I'm wondering what is the difference between these two encoding of the same list axiom:
(define-sort T1 () Int)
(declare-fun list_length ( (List T1) ) Int)
(assert (forall ( (i T1) (l (List T1)) )
(ite (= l (as nil (List T1)))
(= (list_length l) 0)
(= (list_length (insert i l)) (+ 1 (list_length l))))))
and
(define-sort T1 () Int)
(declare-fun list_length ( (List T1) ) Int)
(assert (= (list_length (as nil (List T1))) 0))
(assert (forall ( (i T1) (l (List T1)) )
(= (list_length (insert i l)) (+ 1 (list_length l)))))
For this benchmark:
(declare-const a T1)
(declare-const b T1)
(assert (not
(= (list_length (insert b (insert a (as nil (List T1))))) 2)))
(check-sat)
Somehow z3 is able to reason about the second version but not the first (where it seems to just loop forever).
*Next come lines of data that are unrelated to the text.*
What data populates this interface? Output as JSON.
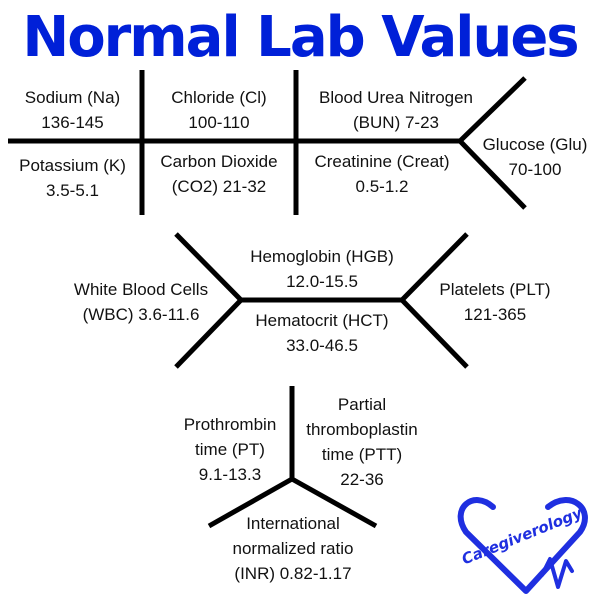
{
  "title": "Normal Lab Values",
  "colors": {
    "title": "#0020d8",
    "lines": "#000000",
    "text": "#111111",
    "logo": "#1f2fe0"
  },
  "bmp": {
    "sodium": {
      "name": "Sodium (Na)",
      "range": "136-145"
    },
    "chloride": {
      "name": "Chloride (Cl)",
      "range": "100-110"
    },
    "bun": {
      "name": "Blood Urea Nitrogen",
      "range": "(BUN) 7-23"
    },
    "potassium": {
      "name": "Potassium (K)",
      "range": "3.5-5.1"
    },
    "co2": {
      "name": "Carbon Dioxide",
      "range": "(CO2) 21-32"
    },
    "creatinine": {
      "name": "Creatinine (Creat)",
      "range": "0.5-1.2"
    },
    "glucose": {
      "name": "Glucose (Glu)",
      "range": "70-100"
    }
  },
  "cbc": {
    "wbc": {
      "name": "White Blood Cells",
      "range": "(WBC) 3.6-11.6"
    },
    "hgb": {
      "name": "Hemoglobin (HGB)",
      "range": "12.0-15.5"
    },
    "hct": {
      "name": "Hematocrit (HCT)",
      "range": "33.0-46.5"
    },
    "plt": {
      "name": "Platelets (PLT)",
      "range": "121-365"
    }
  },
  "coag": {
    "pt": {
      "line1": "Prothrombin",
      "line2": "time (PT)",
      "range": "9.1-13.3"
    },
    "ptt": {
      "line1": "Partial",
      "line2": "thromboplastin",
      "line3": "time (PTT)",
      "range": "22-36"
    },
    "inr": {
      "line1": "International",
      "line2": "normalized ratio",
      "range": "(INR) 0.82-1.17"
    }
  },
  "logo": {
    "text": "Caregiverology",
    "icon": "heart-pulse-icon"
  }
}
Edit: same with cvc4 with the first version returning unknown.
First-order logic with quantifiers is essentially semi-decidable. In the SMT context, this means that there is no decision procedure to answer every query correctly as sat/unsat.
(Theoretical aside, not that it's that important: If you completely ignore efficiency considerations, then there are algorithms that can answer all satisfiable queries correctly, but there are no algorithms that can correctly deduce unsat. In this latter case, they'd loop forever. But this is a digression.)
So, to deal with quantifiers, SMT solvers usually employ a technique known as E-matching. Essentially, when they form a ground term mentioning uninterpreted functions, they try to instantiate quantified axioms to match them and rewrite accordingly. This technique can be quite effective in practice and scales well with typical software verification problems, but it obviously is not a panacea. For details, see this paper: https://pdfs.semanticscholar.org/4eb2/c5e05ab5c53f20c6050f8252a30cc23561be.pdf.
Regarding your question: Essentially, when you have the ite form of the axiom, the e-matching algorithm simply fails to find the proper substitution to instantiate your axiom. For efficiency considerations, the e-matcher really looks at almost "exact" matches. (Take this with a grain of salt; it's smarter than that, but not by much.) Being too smart here hardly ever pays off in practice, since you can end up generating way too many matchings and end up exploding your search space. As usual, it's a balance between practicality, efficiency, and covering as many cases as possible.
Z3 allows specifying patterns to guide that search to a certain extent, but patterns are rather tricky to use and fragile. (I'd have pointed you to the right place in the documentation for patterns, alas the z3 documentation site is down for the time being as you yourself noticed!) You might want to play around with them to see if they give you better results. But the rule of thumb is to keep your quantified axioms as simple and obvious as possible. And your second variant precisely does that, as compared to the first. For this particular problem, definitely split the axiom into two parts, and assert both separately to cover the nil/insert cases. Combining them into one rule simply exceeds the capabilities of the current e-matcher.